The friction between Mexican broadcasting Grupo Televisa and U.S. "partner" Univision continues, with Televisa going  to court to secure the right to feed its programming over the Internet.

For 14 years, Univision has had exclusive U.S. television rights to programming Televisa – the worlds largest Spanish-language producer – makes for its own Mexican operation.

Televisa contends that under an amendment to the initial programming deal, both sides were prohibited from putting shows on the Internet until next December. After that, the broadcaster argues, the prohibition applies only to Univision.

A copy of the agreement filed in court clearly limits both sides to making only short clips of programs available widely on the Internet. Televisa was allowed to start a subscription service over the Internet, but only if Americans were prevented from signing up.

But once that five-year amendment expires in December, both sides revert to the terms of the original agreement signed in 1992. That agreement is silent on Internet rights, which is no surprise, since the Web was in its infancy.

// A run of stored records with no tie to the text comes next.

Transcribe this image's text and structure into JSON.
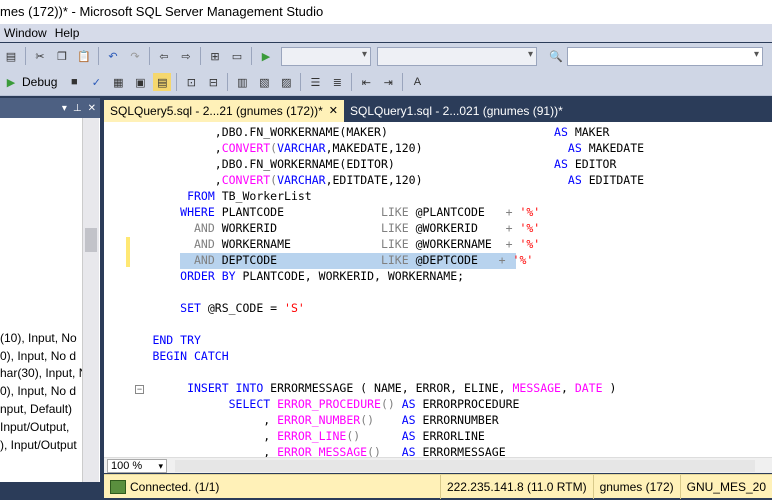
{
  "window": {
    "title": "mes (172))* - Microsoft SQL Server Management Studio"
  },
  "menu": [
    "Window",
    "Help"
  ],
  "toolbar2": {
    "debug_label": "Debug"
  },
  "left_pane": {
    "lines": [
      "(10), Input, No",
      "0), Input, No d",
      "har(30), Input, N",
      "0), Input, No d",
      "nput, Default)",
      "Input/Output,",
      "), Input/Output"
    ]
  },
  "tabs": [
    {
      "label": "SQLQuery5.sql - 2...21 (gnumes (172))*",
      "close": "✕"
    },
    {
      "label": "SQLQuery1.sql - 2...021 (gnumes (91))*"
    }
  ],
  "code_lines": [
    [
      [
        "bk",
        "                ,DBO.FN_WORKERNAME(MAKER)                        "
      ],
      [
        "kw",
        "AS"
      ],
      [
        "bk",
        " MAKER"
      ]
    ],
    [
      [
        "bk",
        "                ,"
      ],
      [
        "fn",
        "CONVERT"
      ],
      [
        "gr",
        "("
      ],
      [
        "kw",
        "VARCHAR"
      ],
      [
        "bk",
        ",MAKEDATE,120)                     "
      ],
      [
        "kw",
        "AS"
      ],
      [
        "bk",
        " MAKEDATE"
      ]
    ],
    [
      [
        "bk",
        "                ,DBO.FN_WORKERNAME(EDITOR)                       "
      ],
      [
        "kw",
        "AS"
      ],
      [
        "bk",
        " EDITOR"
      ]
    ],
    [
      [
        "bk",
        "                ,"
      ],
      [
        "fn",
        "CONVERT"
      ],
      [
        "gr",
        "("
      ],
      [
        "kw",
        "VARCHAR"
      ],
      [
        "bk",
        ",EDITDATE,120)                     "
      ],
      [
        "kw",
        "AS"
      ],
      [
        "bk",
        " EDITDATE"
      ]
    ],
    [
      [
        "kw",
        "            FROM"
      ],
      [
        "bk",
        " TB_WorkerList"
      ]
    ],
    [
      [
        "kw",
        "           WHERE"
      ],
      [
        "bk",
        " PLANTCODE              "
      ],
      [
        "gr",
        "LIKE"
      ],
      [
        "bk",
        " @PLANTCODE   "
      ],
      [
        "gr",
        "+"
      ],
      [
        "st",
        " '%'"
      ]
    ],
    [
      [
        "gr",
        "             AND"
      ],
      [
        "bk",
        " WORKERID               "
      ],
      [
        "gr",
        "LIKE"
      ],
      [
        "bk",
        " @WORKERID    "
      ],
      [
        "gr",
        "+"
      ],
      [
        "st",
        " '%'"
      ]
    ],
    [
      [
        "gr",
        "             AND"
      ],
      [
        "bk",
        " WORKERNAME             "
      ],
      [
        "gr",
        "LIKE"
      ],
      [
        "bk",
        " @WORKERNAME  "
      ],
      [
        "gr",
        "+"
      ],
      [
        "st",
        " '%'"
      ]
    ],
    [
      [
        "gr",
        "             AND"
      ],
      [
        "bk",
        " DEPTCODE               "
      ],
      [
        "gr",
        "LIKE"
      ],
      [
        "bk",
        " @DEPTCODE   "
      ],
      [
        "gr",
        "+"
      ],
      [
        "st",
        " '%'"
      ]
    ],
    [
      [
        "kw",
        "           ORDER BY"
      ],
      [
        "bk",
        " PLANTCODE, WORKERID, WORKERNAME;"
      ]
    ],
    [
      [
        "bk",
        ""
      ]
    ],
    [
      [
        "kw",
        "           SET"
      ],
      [
        "bk",
        " @RS_CODE = "
      ],
      [
        "st",
        "'S'"
      ]
    ],
    [
      [
        "bk",
        ""
      ]
    ],
    [
      [
        "kw",
        "       END TRY"
      ]
    ],
    [
      [
        "kw",
        "       BEGIN CATCH"
      ]
    ],
    [
      [
        "bk",
        ""
      ]
    ],
    [
      [
        "kw",
        "            INSERT INTO"
      ],
      [
        "bk",
        " ERRORMESSAGE ( NAME, ERROR, ELINE, "
      ],
      [
        "fn",
        "MESSAGE"
      ],
      [
        "bk",
        ", "
      ],
      [
        "fn",
        "DATE"
      ],
      [
        "bk",
        " )"
      ]
    ],
    [
      [
        "kw",
        "                  SELECT"
      ],
      [
        "bk",
        " "
      ],
      [
        "fn",
        "ERROR_PROCEDURE"
      ],
      [
        "gr",
        "()"
      ],
      [
        "kw",
        " AS"
      ],
      [
        "bk",
        " ERRORPROCEDURE"
      ]
    ],
    [
      [
        "bk",
        "                       , "
      ],
      [
        "fn",
        "ERROR_NUMBER"
      ],
      [
        "gr",
        "()"
      ],
      [
        "bk",
        "    "
      ],
      [
        "kw",
        "AS"
      ],
      [
        "bk",
        " ERRORNUMBER"
      ]
    ],
    [
      [
        "bk",
        "                       , "
      ],
      [
        "fn",
        "ERROR_LINE"
      ],
      [
        "gr",
        "()"
      ],
      [
        "bk",
        "      "
      ],
      [
        "kw",
        "AS"
      ],
      [
        "bk",
        " ERRORLINE"
      ]
    ],
    [
      [
        "bk",
        "                       , "
      ],
      [
        "fn",
        "ERROR_MESSAGE"
      ],
      [
        "gr",
        "()"
      ],
      [
        "bk",
        "   "
      ],
      [
        "kw",
        "AS"
      ],
      [
        "bk",
        " ERRORMESSAGE"
      ]
    ]
  ],
  "zoom": "100 %",
  "status": {
    "connection": "Connected. (1/1)",
    "server": "222.235.141.8 (11.0 RTM)",
    "login": "gnumes (172)",
    "database": "GNU_MES_20"
  }
}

The Mexican company has asked the Los Angeles County Superior Court for a declaratory judgment ratifying those rights. Univision disputes that contention, believing that neither side has U.S. Internet rights. "We strongly believe they’re wrong and will aggressively defend and prosecute our rights," a Univision spokeswoman says.

The suit comes after Mexico City-based Televisa – which owns 11% of Univision -- lost an auction for Univision. Instead, the company’s board accepted a $12.3-billion offer by a group of private equity funds led by billionaire media player Haim Saban.